9.

1.1K 115 22
                                    

So Eun sudah membuka matanya sejak lima belas menit yang lalu, tapi tubuhnya tidak bergerak sedikitpun. Ia hanya berbaring sebagaimana ia tertidur kemarin malam. Pandangan matanya menatap jendela dimana tirai buram itu mengayun, menyapu ruangan dengan sentuhan lembut udara dingin pagi itu.

So Eun hanya tidak ingin bergerak, ia tidak mampu untuk terbangun dan akhirnya harus menerima kenyataan bahwa ia kembali terbangun disamping Sehun. Air matanya bergulir, tanpa suara ia menahan rasa perih disekujur tubuhnya. Ia membenci dirinya sendiri yang tidak bisa memberi pembelaan apapun malam itu.

Dirasakan So Eun sisi tempat tidur bergerak, pertanda Sehun telah terbangun. Sehun duduk ditepi kasur, menatap So Eun dari atas pundaknnya kemudian kembali terdiam sembari menunduk.

"Tidak ada gunanya menangis." Suara parau Sehun membuat So Eun memejamkan mata erat. Suara itu membangunkan pikiran So Eun yang sebelumnya ingin menyangkal semua kenyataan ini. "Akan ada hari yang lebih gelap dari ini."

"Aku bisa membunuhmu, kapanpun."

Sehun yang mendengar itu memutar pandangnya segera. Adrenalin egoisnya terpacu setiap kali ada orang yang membuatnya terdengar lemah tanpa kuasa. Benarkah?" Sehun berdecak, "Bagiku itu terdengar seperti omong kosong dan aku yakin kau juga tahu itu."

So Eun menolehkan pandangnya kearah Sehun, masih tidak ingin bangkit dari tempat tidurnya. Ditatapnya pria itu dengan gigi mengatup dan pandangan mata sembab yang bergetar hebat itu.

"Kau bisa saja membunuhku sejak awal, banyak kesempatan untuk itu bukan?" Sehun tersenyum miring, mengintimidasi lawannya seperti biasa. "Mau mencobanya sekarang?" Sehun yang tanpa busana itu meraih jas miliknya yang tergeletak dilantai, dari dalam jasnya ia mengeluarkan pisau lipat yang terlihat begitu lancip. "Tusuk disini." Sehun menempelkan pisau itu tepat didepan jantungnya berada. "Atau kau bisa langsung menghunuskannya dileherku. Lakukan dengan benar."

Sehun melempar pisau keatas tempat tidur kemudian menghampiri So Eun. Mata Sehun sendu, bibirnya menyungging miring, tapi aura mengintimidasinya tidak akan pernah terlihat memudar.

Diraih Sehun boxer miliknya yang tergeletak dekat dengan So Eun kemudian mengenakannya sebelum duduk disisi tempat tidur, tepat disebelah tubuh So Eun yang telah duduk menggenggam erat pisau milik Sehun itu.

"Ingat, leher atau jantungku." Gumam Sehun sebelum mengelus pipi So Eun dan mulai melumat leher So Eun dengan amat lembut. Tangan So Eun bergetar meski piasu itu ia genggam sudah teramat erat. Sehun kemudian berdecak dicekungan leher So Eun sebelum kembali melumat leher itu dan perlahan turun kebawah.

So Eun mengerti arti decakan dari mulut Sehun, ia tahu pria itu meremehkannya. Baru saja Sehun menyapa buah dada So Eun hanya dengan menatapnya, Sehun malah terkekeh kecil. Ia kemudian menegakkan kepalanya sebelum sempat menyentuh buah dada So Eun. "Wae?" Ditatap Sehun manik mata So Eun lekat. "Kau tidak berani?"

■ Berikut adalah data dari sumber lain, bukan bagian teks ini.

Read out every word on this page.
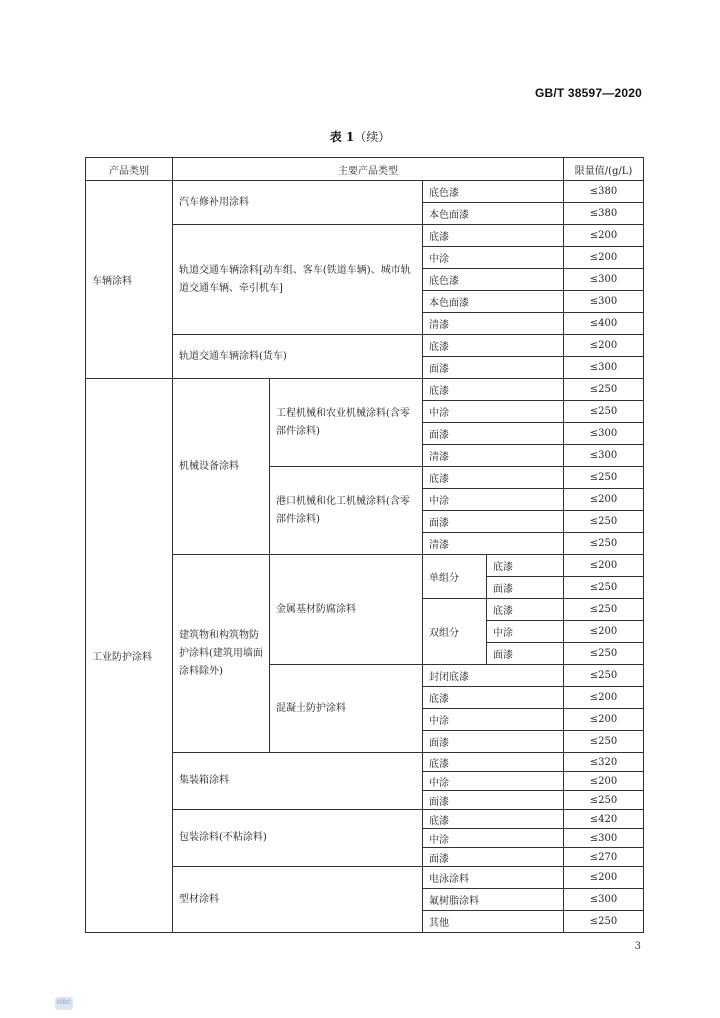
GB/T 38597—2020
表 1（续）
产品类别	主要产品类型				限量值/(g/L)
车辆涂料	汽车修补用涂料		底色漆		≤380
			本色面漆		≤380
	轨道交通车辆涂料[动车组、客车(铁道车辆)、城市轨道交通车辆、牵引机车]		底漆		≤200
			中涂		≤200
			底色漆		≤300
			本色面漆		≤300
			清漆		≤400
	轨道交通车辆涂料(货车)		底漆		≤200
			面漆		≤300
工业防护涂料	机械设备涂料	工程机械和农业机械涂料(含零部件涂料)	底漆		≤250
			中涂		≤250
			面漆		≤300
			清漆		≤300
		港口机械和化工机械涂料(含零部件涂料)	底漆		≤250
			中涂		≤200
			面漆		≤250
			清漆		≤250
	建筑物和构筑物防护涂料(建筑用墙面涂料除外)	金属基材防腐涂料	单组分	底漆	≤200
				面漆	≤250
			双组分	底漆	≤250
				中涂	≤200
				面漆	≤250
		混凝土防护涂料	封闭底漆		≤250
			底漆		≤200
			中涂		≤200
			面漆		≤250
	集装箱涂料		底漆		≤320
			中涂		≤200
			面漆		≤250
	包装涂料(不粘涂料)		底漆		≤420
			中涂		≤300
			面漆		≤270
	型材涂料		电泳涂料		≤200
			氟树脂涂料		≤300
			其他		≤250
3
ISBC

"Jika saja tidak ada Juno yang sangat mengagumimu sebagai ayahnya, sudah kulakukan..."

Sehun tertawa cukup lepas kali ini, pandangannya yang ia buang dari So Eun perlahan kembali menatap So Eun dengan volume suara yang kian menyusut. "Jangan buat Juno jadi alasan." Sehun menyeka poni So Eun kebalik telinganya kemudian mengusap telinga So Eun dengan ibu jarinya beberapa kali. "Kau tidak bisa melakukannya karena kau menyukaiku. Hanya perlu menunggu untuk dirimu sendiri menyadarinya."

So Eun bergidik, meski kini Sehun sudah pergi dari kamarnya. Ucapan pria itu membuatnya takut setengah mati. Bagaimana bila pria itu benar?

.
.
.

"Appa!" Juno berlari setelah langkah kakinya mencapai dasar tangga. Tangannya merentang lebar menuju Sehun yang tersenyum tulus menunggu Juno putranya tiba kedalam dekapannya.